La música le dijo que su canción aún no había terminado. Las canciones más breves, los ritmos más cortos, eran los de la vida, fútil existencia que se debatía mientras unos morían y otros nacían. El Niño Negro, en cambio, era tan viejo como la música, y seguiría existiendo durante muchísimo tiempo más. Luego de esta explicación, el epicentro le preguntó por qué se hallaba allí. El Niño Negro se sintió algo confundido. Si la música lo había cantado desde un principio, y lo estaba cantando entonces, debería saber entonces porqué estaba él allí. La música contestó que ella tocaba y hacía nacer todos los sonidos del universo, pero que cada sonido podía hacer su propia escala, sus propios movimientos y tener su momento de solista en la gran partitura del cosmos, sin que ella pudiera hacer nada para evitarlo. Eso era el libre albedrío. El Niño Negro preguntó entonces por qué la música podía temerle a él, pequeña cosa insignificante en el medio de la vastedad del universo. La música le dijo, entre parsimoniosas pausas de panderetas, que él era el resumen de muchas melodías mayores que habían cesado hacía tiempo; que, de hecho, él había apagado muchos sonidos con su sola voluntad, aunque ya no lo recordara. La música le dijo que la memoria iba de la mano del tiempo, y que el tiempo existía en tanto existiera una canción que cantar. Sin canción que cantar, el tiempo era cero. Y su memoria era cero precisamente porque se había quedado sin canción que cantar, sin papel solista en la partitura del universo. El Niño Negro quedó profundamente intrigado por lo que aquel planeta cambiante le susurraba en la mente con ese cierto toque 12

perfumado que tiene la música elegante. Comprendía el miedo; si él había cesado sonidos antes, probablemente tenía la capacidad para hacer cesar la música de todo el universo allí mismo. Tranquilizó al epicentro diciéndole que no tenía intención de quedarse sin universo sin antes haber respondido a la pregunta que más le molestaba: quién o qué era él. La música le contestó, entonces, algo que logró aliviarlo un poco; le dijo que él era la primera melodía que había sido cantada, y que probablemente sería la última en apagarse. El Niño Negro decidió quedarse lejos, entonces, de aquel mundo mutable que se llamaba a sí mismo epicentro y música universal; aquella cosa que no cesaba de moverse y de cambiar, que podría tranquilamente haberse adjudicado el papel de Dios creador del universo al haberse declarado como el autor de todo lo que era cantado, de todo lo que existía.

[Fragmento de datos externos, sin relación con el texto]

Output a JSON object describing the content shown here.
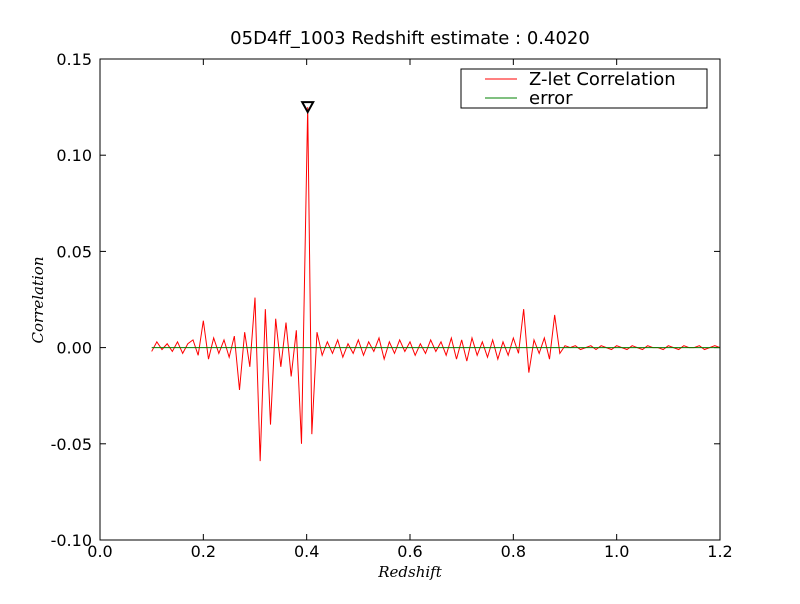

Supo reírse de sí mismo al darse cuenta de que aquella cosa le temía. Era ridículo que algo que él no lograba comprender del todo le temiera. Pero también era ridículo pensar en que existía un lugar físico para aquella cosa, que continuaba cantando sus melodías, hermosísimas y catastróficas, sin cesar un solo instante. Se alejó, solo como siempre, sin perder de vista la pequeña melodía que quedaba en su cabeza.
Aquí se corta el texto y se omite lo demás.